Now, we choose an optimizer and loss function for training.


In [16]:
conv_loss_fn = nn.CrossEntropyLoss()
conv_optimizer = optim.Adam(conv_model.parameters())

We need to resize the images to have their number of channels, ``1``, before their hight and width.


In [17]:
x_train = x_train.view(-1, 1, x_train.size(1), x_train.size(2))
x_test = x_test.view(-1, 1, x_test.size(1), x_test.size(2))

train_set = TensorDataset(x_train, y_train)
train_loader = DataLoader(train_set, batch_size=32, shuffle=True, num_workers=0)

test_set = TensorDataset(x_test, y_test)
test_loader = DataLoader(test_set, batch_size=32, shuffle=True, num_workers=0)

Now, we'll use the same ``fit`` function that we developed above to train our new model.


In [18]:
fit(conv_model, conv_optimizer, conv_loss_fn, train_loader, metrics, epoches=10)

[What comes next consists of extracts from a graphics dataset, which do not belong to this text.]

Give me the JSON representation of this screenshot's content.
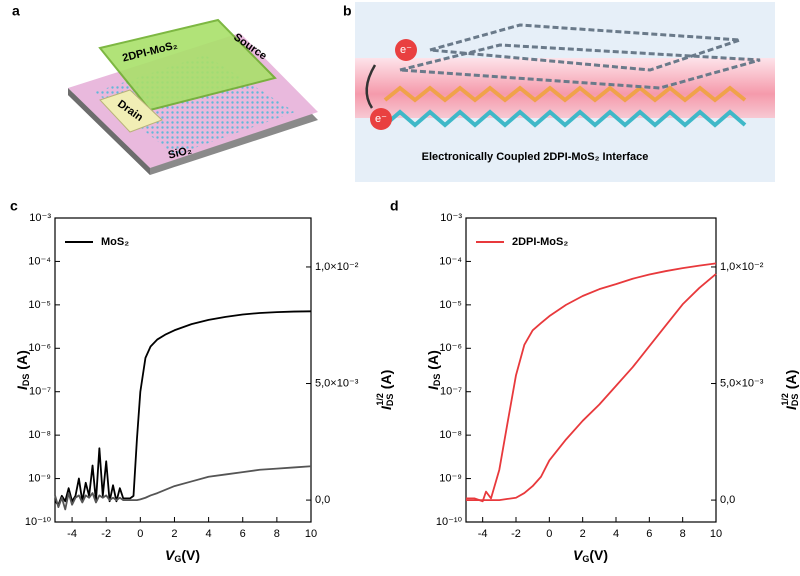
{
  "panels": {
    "a": {
      "label": "a",
      "sheet": "2DPI-MoS₂",
      "source": "Source",
      "drain": "Drain",
      "substrate": "SiO₂"
    },
    "b": {
      "label": "b",
      "electron_top": "e⁻",
      "electron_bottom": "e⁻",
      "caption": "Electronically Coupled 2DPI-MoS₂ Interface"
    }
  },
  "chart_data": [
    {
      "type": "line",
      "panel": "c",
      "log_y": true,
      "xlabel": {
        "main": "V",
        "sub": "G",
        "rest": "(V)"
      },
      "ylabel": {
        "main": "I",
        "sub": "DS",
        "rest": " (A)"
      },
      "y2label": {
        "main": "I",
        "sub": "DS",
        "sup": "1/2",
        "rest": " (A)"
      },
      "xlim": [
        -5,
        10
      ],
      "xticks": [
        -4,
        -2,
        0,
        2,
        4,
        6,
        8,
        10
      ],
      "ylim": [
        1e-10,
        0.001
      ],
      "yticks": [
        {
          "value": 1e-10,
          "label": "10⁻¹⁰"
        },
        {
          "value": 1e-09,
          "label": "10⁻⁹"
        },
        {
          "value": 1e-08,
          "label": "10⁻⁸"
        },
        {
          "value": 1e-07,
          "label": "10⁻⁷"
        },
        {
          "value": 1e-06,
          "label": "10⁻⁶"
        },
        {
          "value": 1e-05,
          "label": "10⁻⁵"
        },
        {
          "value": 0.0001,
          "label": "10⁻⁴"
        },
        {
          "value": 0.001,
          "label": "10⁻³"
        }
      ],
      "y2lim": [
        -0.00094,
        0.0121
      ],
      "y2ticks": [
        {
          "value": 0,
          "label": "0,0"
        },
        {
          "value": 0.005,
          "label": "5,0×10⁻³"
        },
        {
          "value": 0.01,
          "label": "1,0×10⁻²"
        }
      ],
      "legend": "upper left",
      "x": [
        -5,
        -4.8,
        -4.6,
        -4.4,
        -4.2,
        -4,
        -3.8,
        -3.6,
        -3.4,
        -3.2,
        -3,
        -2.8,
        -2.6,
        -2.4,
        -2.2,
        -2,
        -1.8,
        -1.6,
        -1.4,
        -1.2,
        -1,
        -0.8,
        -0.6,
        -0.4,
        -0.2,
        0,
        0.3,
        0.6,
        1,
        1.5,
        2,
        3,
        4,
        5,
        6,
        7,
        8,
        9,
        10
      ],
      "series": [
        {
          "name": "MoS₂",
          "color": "#000000",
          "values": [
            3e-10,
            2.5e-10,
            4e-10,
            3e-10,
            6e-10,
            3e-10,
            4e-10,
            1e-09,
            3e-10,
            8e-10,
            4e-10,
            2e-09,
            3e-10,
            5e-09,
            4e-10,
            2.5e-09,
            3e-10,
            7e-10,
            3e-10,
            6e-10,
            3.5e-10,
            3.5e-10,
            3.5e-10,
            4e-10,
            8e-09,
            1e-07,
            6e-07,
            1.1e-06,
            1.6e-06,
            2.1e-06,
            2.6e-06,
            3.6e-06,
            4.5e-06,
            5.3e-06,
            6e-06,
            6.5e-06,
            6.8e-06,
            7e-06,
            7.1e-06
          ]
        },
        {
          "axis": "y2",
          "color": "#555555",
          "values": [
            0.0002,
            -0.0003,
            0.0001,
            -0.0004,
            0.0003,
            -0.0002,
            0.0001,
            0.0002,
            -0.0001,
            0.0002,
            0.0001,
            0.0003,
            -0.0001,
            0.0002,
            0.0001,
            0.0002,
            0,
            0.0001,
            0,
            0.0001,
            0,
            0,
            0,
            0,
            0,
            3e-05,
            0.0001,
            0.0002,
            0.0003,
            0.00045,
            0.0006,
            0.0008,
            0.001,
            0.0011,
            0.0012,
            0.0013,
            0.00135,
            0.0014,
            0.00145
          ]
        }
      ]
    },
    {
      "type": "line",
      "panel": "d",
      "log_y": true,
      "xlabel": {
        "main": "V",
        "sub": "G",
        "rest": "(V)"
      },
      "ylabel": {
        "main": "I",
        "sub": "DS",
        "rest": " (A)"
      },
      "y2label": {
        "main": "I",
        "sub": "DS",
        "sup": "1/2",
        "rest": " (A)"
      },
      "xlim": [
        -5,
        10
      ],
      "xticks": [
        -4,
        -2,
        0,
        2,
        4,
        6,
        8,
        10
      ],
      "ylim": [
        1e-10,
        0.001
      ],
      "yticks": [
        {
          "value": 1e-10,
          "label": "10⁻¹⁰"
        },
        {
          "value": 1e-09,
          "label": "10⁻⁹"
        },
        {
          "value": 1e-08,
          "label": "10⁻⁸"
        },
        {
          "value": 1e-07,
          "label": "10⁻⁷"
        },
        {
          "value": 1e-06,
          "label": "10⁻⁶"
        },
        {
          "value": 1e-05,
          "label": "10⁻⁵"
        },
        {
          "value": 0.0001,
          "label": "10⁻⁴"
        },
        {
          "value": 0.001,
          "label": "10⁻³"
        }
      ],
      "y2lim": [
        -0.00094,
        0.0121
      ],
      "y2ticks": [
        {
          "value": 0,
          "label": "0,0"
        },
        {
          "value": 0.005,
          "label": "5,0×10⁻³"
        },
        {
          "value": 0.01,
          "label": "1,0×10⁻²"
        }
      ],
      "legend": "upper left",
      "x": [
        -5,
        -4.5,
        -4,
        -3.8,
        -3.5,
        -3,
        -2.5,
        -2,
        -1.5,
        -1,
        -0.5,
        0,
        1,
        2,
        3,
        4,
        5,
        6,
        7,
        8,
        9,
        10
      ],
      "series": [
        {
          "name": "2DPI-MoS₂",
          "color": "#e8393c",
          "values": [
            3.5e-10,
            3.5e-10,
            3e-10,
            5e-10,
            3.5e-10,
            1.6e-09,
            2e-08,
            2.4e-07,
            1.2e-06,
            2.6e-06,
            3.8e-06,
            5.5e-06,
            1e-05,
            1.6e-05,
            2.3e-05,
            3e-05,
            4e-05,
            5e-05,
            6e-05,
            7e-05,
            8e-05,
            9e-05
          ]
        },
        {
          "axis": "y2",
          "color": "#e8393c",
          "values": [
            0,
            0,
            0,
            0,
            0,
            0,
            5e-05,
            0.0001,
            0.0003,
            0.0006,
            0.001,
            0.0017,
            0.0026,
            0.0034,
            0.0041,
            0.0049,
            0.0057,
            0.0066,
            0.0075,
            0.0084,
            0.0091,
            0.0097
          ]
        }
      ]
    }
  ]
}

Epoch 1 -  accuracy: 00.947083 ; loss: 00.178761
Epoch 2 -  accuracy: 00.964367 ; loss: 00.118494
Epoch 3 -  accuracy: 00.972544 ; loss: 00.090331
Epoch 4 -  accuracy: 00.977596 ; loss: 00.073194
Epoch 5 -  accuracy: 00.981197 ; loss: 00.061295
Epoch 6 -  accuracy: 00.983819 ; loss: 00.052630
Epoch 7 -  accuracy: 00.985774 ; loss: 00.046186
Epoch 8 -  accuracy: 00.987300 ; loss: 00.041166
Epoch 9 -  accuracy: 00.988456 ; loss: 00.037310
Epoch 10 -  accuracy: 00.989485 ; loss: 00.034013


Also, we'll use the same ``evaluate`` function that we developed above to test our model on an unseen dataset.


In [19]:
evaluate(conv_model, conv_loss_fn, test_loader, metrics)

accuracy: 00.981130 ; loss: 00.106488


You can see that the image classifier is now trained to ~98% accuracy on this dataset.